Tout simplement, parce qu’il m’a semblé qu’il n’est plus possible de délier et de séparer les actions civiques.
A juste raison, notre groupe vient conforter l’idée que je me fais de la solidarité entre les humains. Nous souhaitons, en tant qu’ils restent eux-mêmes, que les gens que nous aidons puissent s’intégrer dans la vie collective française. L’œuvre que nous produisons (et d’autres parmi vous bien plus que moi) procède d’une forme de ce qu’appelait Simone Weil : l’enracinement. Les différents cours de français, ce petit signe de main quand on se croise, etc. enracinent ces gens, non pas de manière à les clouer au pilori mais afin que des signes inconnus et les langages cryptés de notre monde leur soient accessibles. Un jour, ils en feront ce qu’ils en voudront, librement. Toutes ces pratiques nous enracinent nous aussi, les « accueillants ».
Dans quoi nous enracinons-nous, telle est la question que je pose ?
De quelle glaise est faite la France aujourd’hui ? D’où venons-nous ? Où allons-nous ?
Le mouvement des gilets jaunes nous pose ces mêmes questions.
Collectivement la France en son for est profondément égalitariste et libérale (au sens propre), les travaux anthropologiques d’Emmanuel Todd nous l’apprennent.
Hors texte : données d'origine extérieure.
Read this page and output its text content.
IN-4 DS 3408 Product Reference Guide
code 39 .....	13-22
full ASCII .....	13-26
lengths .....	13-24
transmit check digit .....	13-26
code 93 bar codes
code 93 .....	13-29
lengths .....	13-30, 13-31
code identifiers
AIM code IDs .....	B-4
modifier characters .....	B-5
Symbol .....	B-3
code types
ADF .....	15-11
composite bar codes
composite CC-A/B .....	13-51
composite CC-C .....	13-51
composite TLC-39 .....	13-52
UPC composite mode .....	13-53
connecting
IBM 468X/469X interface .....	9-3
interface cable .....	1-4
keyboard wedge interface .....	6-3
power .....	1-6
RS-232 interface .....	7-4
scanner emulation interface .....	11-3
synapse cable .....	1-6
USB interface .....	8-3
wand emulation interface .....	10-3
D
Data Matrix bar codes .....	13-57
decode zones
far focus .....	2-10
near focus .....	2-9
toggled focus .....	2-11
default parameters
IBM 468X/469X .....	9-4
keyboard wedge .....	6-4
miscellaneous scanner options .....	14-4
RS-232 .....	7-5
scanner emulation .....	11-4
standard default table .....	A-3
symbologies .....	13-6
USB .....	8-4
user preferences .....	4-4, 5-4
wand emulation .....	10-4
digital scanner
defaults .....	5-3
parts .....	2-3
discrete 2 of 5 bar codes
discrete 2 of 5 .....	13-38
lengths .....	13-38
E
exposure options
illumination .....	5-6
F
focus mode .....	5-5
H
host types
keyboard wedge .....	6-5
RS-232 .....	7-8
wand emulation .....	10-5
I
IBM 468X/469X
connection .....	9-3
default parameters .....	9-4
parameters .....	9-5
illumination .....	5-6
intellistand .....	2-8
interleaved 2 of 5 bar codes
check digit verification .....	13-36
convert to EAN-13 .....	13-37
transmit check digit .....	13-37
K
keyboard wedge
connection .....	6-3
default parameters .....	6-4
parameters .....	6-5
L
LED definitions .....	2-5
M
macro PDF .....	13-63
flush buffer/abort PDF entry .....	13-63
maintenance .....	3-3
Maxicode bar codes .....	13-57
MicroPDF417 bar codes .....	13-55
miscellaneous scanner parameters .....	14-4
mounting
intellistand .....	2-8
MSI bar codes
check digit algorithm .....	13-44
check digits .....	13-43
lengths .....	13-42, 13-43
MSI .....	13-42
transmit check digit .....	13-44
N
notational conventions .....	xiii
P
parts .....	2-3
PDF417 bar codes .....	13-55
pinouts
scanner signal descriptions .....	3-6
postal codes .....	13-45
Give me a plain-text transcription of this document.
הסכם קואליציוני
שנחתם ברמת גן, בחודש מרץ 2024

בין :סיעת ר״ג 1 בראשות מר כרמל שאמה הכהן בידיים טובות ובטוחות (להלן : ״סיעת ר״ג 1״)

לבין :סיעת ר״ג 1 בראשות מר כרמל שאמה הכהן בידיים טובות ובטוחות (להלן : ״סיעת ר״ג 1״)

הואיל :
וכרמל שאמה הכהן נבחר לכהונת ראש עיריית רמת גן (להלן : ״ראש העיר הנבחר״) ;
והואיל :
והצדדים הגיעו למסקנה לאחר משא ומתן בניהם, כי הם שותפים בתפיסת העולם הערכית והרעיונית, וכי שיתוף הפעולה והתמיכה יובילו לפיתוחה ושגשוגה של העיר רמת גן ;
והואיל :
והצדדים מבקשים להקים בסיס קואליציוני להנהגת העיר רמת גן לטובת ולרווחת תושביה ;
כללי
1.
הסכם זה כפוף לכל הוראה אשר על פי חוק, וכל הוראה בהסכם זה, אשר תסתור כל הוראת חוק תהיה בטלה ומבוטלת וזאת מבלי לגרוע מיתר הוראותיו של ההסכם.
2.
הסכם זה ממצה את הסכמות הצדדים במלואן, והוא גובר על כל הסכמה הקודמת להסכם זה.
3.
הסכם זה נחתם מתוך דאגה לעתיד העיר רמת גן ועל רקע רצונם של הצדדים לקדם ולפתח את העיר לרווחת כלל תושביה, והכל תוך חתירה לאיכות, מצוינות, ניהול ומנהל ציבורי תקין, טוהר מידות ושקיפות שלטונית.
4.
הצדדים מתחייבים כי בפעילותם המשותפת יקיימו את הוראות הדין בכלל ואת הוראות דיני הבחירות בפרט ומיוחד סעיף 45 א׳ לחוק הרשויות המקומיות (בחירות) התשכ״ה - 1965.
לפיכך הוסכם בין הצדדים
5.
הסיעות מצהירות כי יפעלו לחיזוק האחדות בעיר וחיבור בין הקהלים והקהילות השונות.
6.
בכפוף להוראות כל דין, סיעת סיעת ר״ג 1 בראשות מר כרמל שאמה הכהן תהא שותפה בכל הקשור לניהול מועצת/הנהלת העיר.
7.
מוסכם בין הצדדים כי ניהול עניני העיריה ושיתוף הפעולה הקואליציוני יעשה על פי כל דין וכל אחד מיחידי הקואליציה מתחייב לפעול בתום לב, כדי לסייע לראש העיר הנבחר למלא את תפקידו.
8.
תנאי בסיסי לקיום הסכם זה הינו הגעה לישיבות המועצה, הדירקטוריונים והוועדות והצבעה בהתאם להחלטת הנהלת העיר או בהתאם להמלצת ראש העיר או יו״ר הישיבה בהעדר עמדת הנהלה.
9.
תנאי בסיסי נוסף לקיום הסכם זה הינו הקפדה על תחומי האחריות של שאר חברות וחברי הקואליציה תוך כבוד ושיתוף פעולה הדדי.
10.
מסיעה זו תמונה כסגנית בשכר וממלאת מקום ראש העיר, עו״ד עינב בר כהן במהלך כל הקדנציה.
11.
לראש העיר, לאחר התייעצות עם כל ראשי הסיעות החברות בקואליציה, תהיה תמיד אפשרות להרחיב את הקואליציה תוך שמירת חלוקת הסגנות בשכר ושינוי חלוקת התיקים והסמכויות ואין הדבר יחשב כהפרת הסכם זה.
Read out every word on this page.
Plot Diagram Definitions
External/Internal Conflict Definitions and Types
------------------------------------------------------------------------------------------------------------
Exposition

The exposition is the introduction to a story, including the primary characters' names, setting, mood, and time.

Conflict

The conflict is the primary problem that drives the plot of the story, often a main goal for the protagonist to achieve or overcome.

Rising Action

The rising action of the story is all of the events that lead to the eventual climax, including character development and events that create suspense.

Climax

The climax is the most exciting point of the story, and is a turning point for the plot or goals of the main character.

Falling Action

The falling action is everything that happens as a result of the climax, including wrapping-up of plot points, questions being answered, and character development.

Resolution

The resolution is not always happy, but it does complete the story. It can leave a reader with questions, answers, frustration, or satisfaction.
Aussi lorsqu’on accusât, au début des manifestations, les gilets jaunes d’être racistes et fascistes, il convenait de se rappeler que la société d’où ils (ce « ils » vaut pour un « nous » et ce pour la suite du texte) provenaient, était atomisée, individualisée, que la structure du travail salarié émiettait ses acteurs, les délaissant dans une solitude qui porte un nom : le déracinement. Un déracinement propice au rejet de l’autre.
Simone Weil, encore elle, a parfaitement analysé de manière philosophique la structure profondément malade de la société française. Elle a démontré comment la France a été fragmentée par le pouvoir depuis presque un millénaire, à un point tel que les Français, profondément déracinés et esseulés, ne seraient plus capables d’accueillir en l’état (et elle écrivait en 1944 ! ) de nouvelles populations sans violence ni rejet… Et oui, pour bien accueillir, il faut d’abord se sentir bien chez soi ! Appliquer des couches de malheurs sur d’autres couches de malheurs, cela ne forme pas un pays…
Toutefois, l’histoire le montre, il suffit d’un rassemblement, d’une révolte, d’une révolution, d’un mouvement pour voir ce qu’il sort collectivement des Français : c’est l’égalité, c’est la fraternité, quelques soient la couleur, les cultures... Voilà le moment d’union lors duquel la France égalitaire et juste se reforme et intègre chacun d’entre nous au sein d’un esprit collectif. La constitution de 1789, largement dévoyée par celle bourgeoise et terroriste de 1793, avait fait émergée des désirs égalitaires qu’on n’ose plus rêver aujourd’hui… La commune de 1870 renouvellera le genre. Et le CNR de 1946 le confirmera. Rassemblés, unis, les Français ont une intelligence politique hors du commun, et surtout une intelligence du cœur. Cela se fait dans le mouvement, et ce mouvement dégrade les photographies anciennes que l’on se faisait de la France dans des instants moins dynamiques.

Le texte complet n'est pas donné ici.